Medical technology major Becton, Dickinson and Company (BDX) agreed with U.S. Food and Drug Administration's (FDA's) proposal to reclassify rapid influenza detection tests (RIDTs) from Class I devices into Class II devices. The proposal was examined by FDA's CDRH Microbiology Devices Advisory Committee Meeting at a hearing in June this year.
The reclassification will improve the performance of RIDTs. The reclassified tests will attain at least 90% sensitivity for influenza A and 80% for influenza B versus viral culture and/or 80% versus polymerase chain reaction (:PCR) methods.
The need for reclassification arose due to poor performance of point-of-care flu tests in 2009 flu pandemic. Years of publications have identified the poor sensitivity of many visual read RIDTs when compared with viral culture and reverse transcription PCR methods.
The reclassified standards will help healthcare providers achieve the right information, enabling proper diagnosis and treatment of patients without opting for repeat testing. If the devices failed to meet the minimum clinical performance criteria, they will be withdrawn from the market about a year after the rule is finalized.
BDX recognized the need for high performance testing platform long time back. Two years ago, the company has launched the BD Veritor System Flu A+B test. It has also introduced the first CLIA-waived flu test referenced to PCR that provides objective results on an easy-to-read digital display.

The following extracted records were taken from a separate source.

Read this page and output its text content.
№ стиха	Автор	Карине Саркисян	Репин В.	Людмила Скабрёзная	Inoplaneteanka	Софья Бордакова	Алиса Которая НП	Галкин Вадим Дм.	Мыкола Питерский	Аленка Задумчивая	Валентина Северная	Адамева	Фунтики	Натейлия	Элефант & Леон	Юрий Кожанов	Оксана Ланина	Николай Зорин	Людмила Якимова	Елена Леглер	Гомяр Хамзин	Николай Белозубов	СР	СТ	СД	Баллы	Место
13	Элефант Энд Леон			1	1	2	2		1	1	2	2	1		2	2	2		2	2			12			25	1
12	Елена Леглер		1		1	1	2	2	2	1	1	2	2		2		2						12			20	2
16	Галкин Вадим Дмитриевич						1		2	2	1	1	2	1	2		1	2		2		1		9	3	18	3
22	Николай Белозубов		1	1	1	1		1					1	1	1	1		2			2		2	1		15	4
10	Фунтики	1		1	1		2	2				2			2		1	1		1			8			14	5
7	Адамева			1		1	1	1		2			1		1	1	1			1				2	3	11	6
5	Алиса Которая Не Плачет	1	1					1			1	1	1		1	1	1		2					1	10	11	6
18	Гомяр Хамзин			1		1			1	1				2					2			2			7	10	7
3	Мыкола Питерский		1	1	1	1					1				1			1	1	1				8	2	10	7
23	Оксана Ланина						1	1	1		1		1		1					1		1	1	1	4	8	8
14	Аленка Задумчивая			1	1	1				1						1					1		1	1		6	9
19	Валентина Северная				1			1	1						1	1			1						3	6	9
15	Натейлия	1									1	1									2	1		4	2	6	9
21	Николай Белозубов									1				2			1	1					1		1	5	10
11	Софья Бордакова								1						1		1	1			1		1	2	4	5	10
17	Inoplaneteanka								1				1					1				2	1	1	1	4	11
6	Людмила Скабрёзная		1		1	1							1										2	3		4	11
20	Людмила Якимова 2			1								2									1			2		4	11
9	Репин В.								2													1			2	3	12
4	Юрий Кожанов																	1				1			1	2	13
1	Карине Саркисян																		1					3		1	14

Recently, BD Medical, a segment of Becton, Dickinson and Company, has launched a new prefillable polymer syringe, which is specially engineered to deliver large volume of drugs by intravenous infusion. Due to its high infusion rate, the syringe can be used for anesthesia, pain management, cardiac therapy and nutrition amongst others.
The advanced syringe is made with a highly advanced cyclic olefin polymer that is enabled to provide several advantages to drug manufacturers and healthcare professionals including reduced breakage, glass-like transparency, and low levels of extractables. Along with a specific coating technology, this special type of polymer provides smooth gliding, delivering an accurate and consistent infusion rate.
Becton, Dickinson and Company reported a marginal 1.3% rise in third quarter fiscal 2013 adjusted earnings per share from continuing operations to $1.54, beating the Zacks Consensus Estimate of $1.47. Revenues went up 3.6% (up 5.1% in constant currency or CER) to $2,052.7 million, which were marginally ahead of the Zacks Consensus Estimate of $2,050 million.
BDX reiterated its guidance for fiscal 2013. The company expects sales growth for fiscal 2013 in the range of 3.5% to 4% (growth of 5.0% at CER) compared with 4.5% to 5.0% earlier).
Becton, Dickinson and Company also continues to expect reported earnings per share from continuing operations for fiscal 2013 in a band of $5.72−$5.75. The projection implies a year-over-year rise of 6.5%−7.0% (8.5%−9.0% at CER) for fiscal 2013 or 11.0%−11.5% after accounting for the medical device tax implemented in Jan 2013.
Currently, BDX carries a Zacks Rank #3 (Hold). Other medical stocks that are worth considering include Alphatec Holdings, Inc. (ATEC), The Cooper Companies Inc. (COO) and Align Technology Inc. (ALGN). All of them carry a Zacks Rank #2 (Buy).